Und dann passierte das unglaubliche. Eine Freundin schrieb mich an und fragte, ob ich für eine Woche unterstützen kann, es fehlt ein Wachgänger. Nun hieß es die Rahmenbedingungen genau anzuschauen und zu überlegen, ob es richtig ist, das zu machen. Die Wache liegt an der Ostsee in Schönhagen und ist nur mit sechs Personen besetzt. Hier kommt es auf jeden einzelnen an. Allerdings ist hier das Ansteckungsrisiko geringer als bei 60 Personen. Alle sechs sind vollständig geimpft, was das Risiko weiter senkt. Was mir auch wichtig ist, sind Tests, egal ob man geimpft ist oder nicht. Virenträger können immer noch alle sein. Aber wer weiß das denn alles schon so genau, Virologe bin ich nicht und ich kenne auch keinen. Meine eigene Gesundheit ist es mir aber wert, so vorsichtig zu sein und die Tests weiterzumachen. Zum Glück sieht es auch die dortige Wachmannschaft so. Gäste durften nicht in die Unterkunft und Wachgänger auch nur mit einem Test, den wir direkt vor der Tür gemacht haben. Erst wenn das Ergebnis vorlag, durfte man eintreten. Patienten werden draußen behandelt, hierfür wurde extra ein Sichtschutz errichtet. Für schwere Fälle steht der Sanitätsraum weiter zur Verfügung. Wir tragen auch weiterhin im Patientenkontakt Handschuhe und FFP2-Masken. So waren die Vorgaben und es wurde sich auch daran gehalten.

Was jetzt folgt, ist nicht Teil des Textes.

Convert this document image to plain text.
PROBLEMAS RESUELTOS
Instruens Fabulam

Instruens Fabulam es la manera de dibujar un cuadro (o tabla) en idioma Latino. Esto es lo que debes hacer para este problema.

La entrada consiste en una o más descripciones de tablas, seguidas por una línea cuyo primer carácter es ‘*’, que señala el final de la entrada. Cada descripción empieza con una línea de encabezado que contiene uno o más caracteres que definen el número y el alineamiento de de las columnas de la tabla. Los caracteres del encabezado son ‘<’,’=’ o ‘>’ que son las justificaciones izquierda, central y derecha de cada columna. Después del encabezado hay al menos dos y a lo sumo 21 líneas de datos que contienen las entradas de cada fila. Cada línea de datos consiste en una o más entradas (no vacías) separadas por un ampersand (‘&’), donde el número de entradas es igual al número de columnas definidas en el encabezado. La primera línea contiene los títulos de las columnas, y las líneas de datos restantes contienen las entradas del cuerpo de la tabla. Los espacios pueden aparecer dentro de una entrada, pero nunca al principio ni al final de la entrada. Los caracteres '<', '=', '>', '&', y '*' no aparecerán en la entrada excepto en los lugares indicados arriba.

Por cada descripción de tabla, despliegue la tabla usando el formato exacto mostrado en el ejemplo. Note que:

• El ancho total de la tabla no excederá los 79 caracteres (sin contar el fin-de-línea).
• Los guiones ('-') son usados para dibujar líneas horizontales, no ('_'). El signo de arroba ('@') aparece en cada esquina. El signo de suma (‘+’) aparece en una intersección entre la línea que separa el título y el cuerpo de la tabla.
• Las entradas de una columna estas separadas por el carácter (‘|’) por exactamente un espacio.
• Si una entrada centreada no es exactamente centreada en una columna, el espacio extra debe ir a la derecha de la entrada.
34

Ich habe mich also für den Wasserrettungsdienst in Schönhagen entschieden. Die Zahlen waren in der Woche aber auch besonderes gering, auch ein Faktor, den ich immer noch berücksichtige bei dem, was ich mache. Ich habe die Woche am Strand sehr genossen. Die Einsätze waren immer klein und gingen über Verbände mit Schnittverletzungen nicht hinaus. So konnte ich alle entspannt draußen behandeln und ggf. weiter zum Arzt schicken. Meine Aufgabe war die Woche nämlich genau die eines Sanitäters, so konnte ich viele Pflaster kleben. Die Stimmung war auch super und ich habe jeden einzeln Tag genossen, auch wenn das Wetter nicht perfekt war. Das Wetter machte aber dann auch die Pausen möglich und so kam ich weniger erschöpft von der Ostsee nach Hause als sonst vom Timmendorfer Strand. Nächstes Jahr möchte ich wieder nach Schönhagen, das ist viel entspannter. Aber mein Mann mag es doch eher mit mehr Action, vielleicht gibt es auch ein Wiedersehen am Timmendorfer Strand, man wird es sehen. Ich war auf jeden Fall sehr froh, wieder ein wenig Alltag zu haben und mein Hobby wieder leben zu können. Die Woche hat mir viel Kraft gegeben und ich werde so weiter machen. Immer wieder das Risiko abschätzen und dann entscheiden, ob es möglich ist oder nicht. Euch wünsche ich ein glückliches Handling mit der Situation und das ihr für euch die richtige Entscheidung trefft. Die Waagschale zwischen zu Hause bleiben und rausgehen ist nicht immer leicht in Balance zu halten. Wie viel Risiko ist gut und wann doch lieber nein sagen? Es ist doch immer auch das eigene Bauchgefühl, hier wünsche ich euch ein gesundes und gutes Bauchgefühl.